Talks on election law stumble; row risks fresh political crisis

Pro-Hezbollah media outlets have circulated reports hinting at the possibility of the withdrawal of ministers loyal to Hezbollah and Berri’s Amal Movement from the Cabinet if Parliament’s mandate expires before an agreement over a new election law is reached

17 May 2017 | 19:00

Source: Annahar

  • Source: Annahar
  • Last update: 17 May 2017 | 19:00

President Michel Aoun takes the oath office after being elected head of state.

BEIRUT: Negotiations over the adoption of a new parliamentary electoral system have stumbled, threating to plunge Lebanon into a fresh political crisis if no breakthrough is reached before the expiry of parliament’s mandate on June 20.

The latest round of negotiations hit a dead end after Speaker Nabih Berri’s proposal was met with opposition from President Michel Aoun’s Free Patriotic Movement. Berri suggested the adoption a parliamentary election law based on proportional representation in six districts as well as the establishment of a senate where each sect elects its own representatives.

FPM President and Foreign Minister Gebran Bassil, Aoun’s son-in-law, has clashed with Berri over the proposed number of parliamentary electoral districts and the specifics of preferential voting as well as the prerogatives of the senate and the sect of its president.

Berri, who had initially scheduled a parliament meeting for May 15 to extend the legislature term, had to adjourn it to May 29 because the meeting was expected to fall short of the quorum. Prime Minister Saad Hariri had reportedly informed Berri that the Future Movement Parliamentary bloc would boycott the session in solidarity with President Michel Aoun who staunchly opposes the extension of Parliament’s mandate.

If parliament fails to meet before May 31 when the ordinary session ends, the meeting of the legislature would require the approval of president and the prime minister who will have to sign a decree authorizing an extraordinary legislative session.

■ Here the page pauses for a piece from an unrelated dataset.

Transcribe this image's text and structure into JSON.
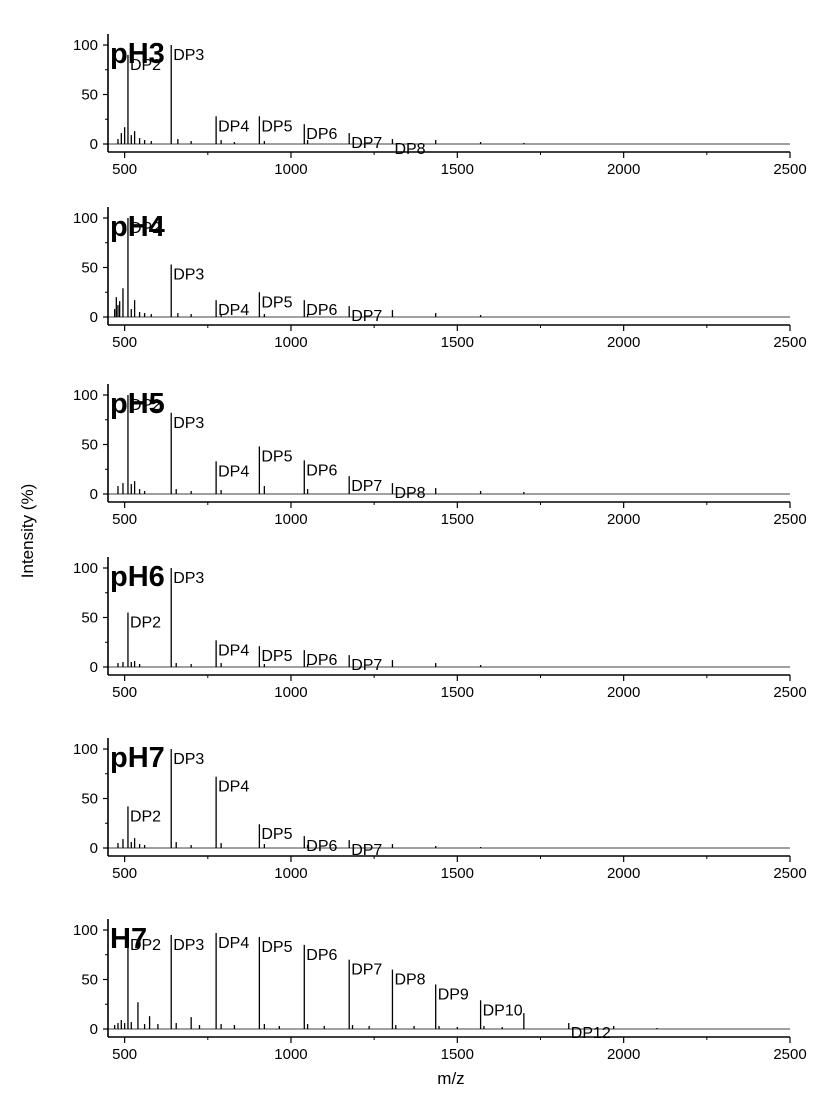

Aoun insists that the extension of Parliament’s term should be coupled with the ratification of a new parliamentary electoral system and should be limited to only a few months to prepare for polls based on a new law.

Berri, on the other hand, has warned of a vacuum in the legislative branch, where the post of speaker is reserved to a Shiite under Lebanon’s multi-confessional power sharing system. Both Berri and its ally Hezbollah have warned that a parliamentary vacuum would lead to paralyzis across all state institutions.

Pro-Hezbollah media outlets have circulated reports hinting at the possibility of the withdrawal of ministers loyal to Hezbollah and Berri’s Amal Movement from the Cabinet if Parliament’s mandate expires before an agreement over a new election law is reached.

Aoun, however, insists that the expiry of parliament’s term would require the Cabinet to hold parliamentary elections under the current law within a three-month period, a position endorsed Wednesday by Interior Minister Nouhad Mashnouq, a member of Hariri’s Future Movement.

The current law, which originally dates back to 1960, was amended and adopted in 2008 as part of a comprehensive deal struck in Doha. The Doha Accord ended an 18-month political feud that had exploded on May 7, 2008, into deadly sectarian fighting, between Shiite Hezbollah gunmen and Sunni pro-Future Movement supporters, threatening to plunge Lebanon into all-out chaos.

The government has already adjourned parliamentary elections twice, citing security concerns linked to the conflict in neighboring Syria. In 2013, lawmakers voted to extend parliament's term by 17 months and then voted again in 2014 to extend their tenure an additional two years and seven months.